Ainda que o princípio da presunção de inocência não fosse assegurado pela Constituição Federal, deveria ser observado no ordenamento jurídico brasileiro, já que, pela Convenção Americana Sobre Direitos Humanos, promulgada pelo Decreto n. 678/1992, o acusado de qualquer delito “tem direito a que se presuma sua inocência enquanto não se comprove legalmente sua culpa” (artigo 8).

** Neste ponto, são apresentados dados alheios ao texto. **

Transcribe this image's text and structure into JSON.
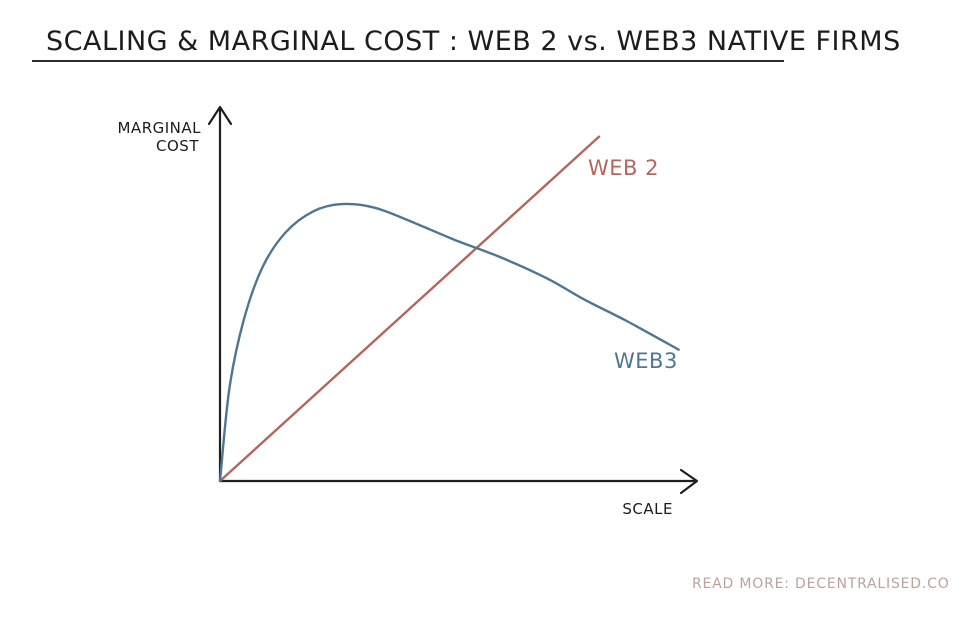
{
  "header": {
    "title": "SCALING & MARGINAL COST :  WEB 2 vs. WEB3  NATIVE  FIRMS"
  },
  "footer": {
    "text": "READ MORE:  DECENTRALISED.CO"
  },
  "chart_data": {
    "type": "line",
    "title": "SCALING & MARGINAL COST :  WEB 2 vs. WEB3  NATIVE  FIRMS",
    "ylabel_line1": "MARGINAL",
    "ylabel_line2": "COST",
    "xlabel": "SCALE",
    "xlim": [
      0,
      100
    ],
    "ylim": [
      0,
      100
    ],
    "grid": false,
    "legend": "inline labels",
    "series": [
      {
        "name": "WEB 2",
        "color": "#b5655e",
        "x": [
          0,
          81
        ],
        "y": [
          0,
          97
        ]
      },
      {
        "name": "WEB3",
        "color": "#4f7691",
        "x": [
          0,
          2,
          5,
          9,
          14,
          20,
          26,
          33,
          41,
          50,
          60,
          70,
          78,
          87,
          98
        ],
        "y": [
          0,
          26,
          45,
          60,
          70,
          76,
          78,
          77,
          73,
          68,
          63,
          57,
          51,
          45,
          37
        ]
      }
    ]
  }
}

Presunção de inocência na prática
Já está bem estabelecido que o princípio da presunção de inocência é bem consolidado como norma jurídica, e, assim, resta entender o que a existência desse princípio significa na vida do cidadão e da coletividade.
Se “ninguém será considerado culpado até o trânsito em julgado de sentença penal condenatória”, então o suspeito ou acusado não poderá sofrer os efeitos da condenação criminal antes do término do processo.
Assim, se uma pessoa é presa em flagrante, e continua presa enquanto é investigada pela autoridade policial e, depois, julgada na forma da lei, essa prisão deve ser decretada por juiz, e o julgador não poderá decretá-la em razão de entender que a pessoa é culpada do ato criminoso pela qual foi presa em flagrante.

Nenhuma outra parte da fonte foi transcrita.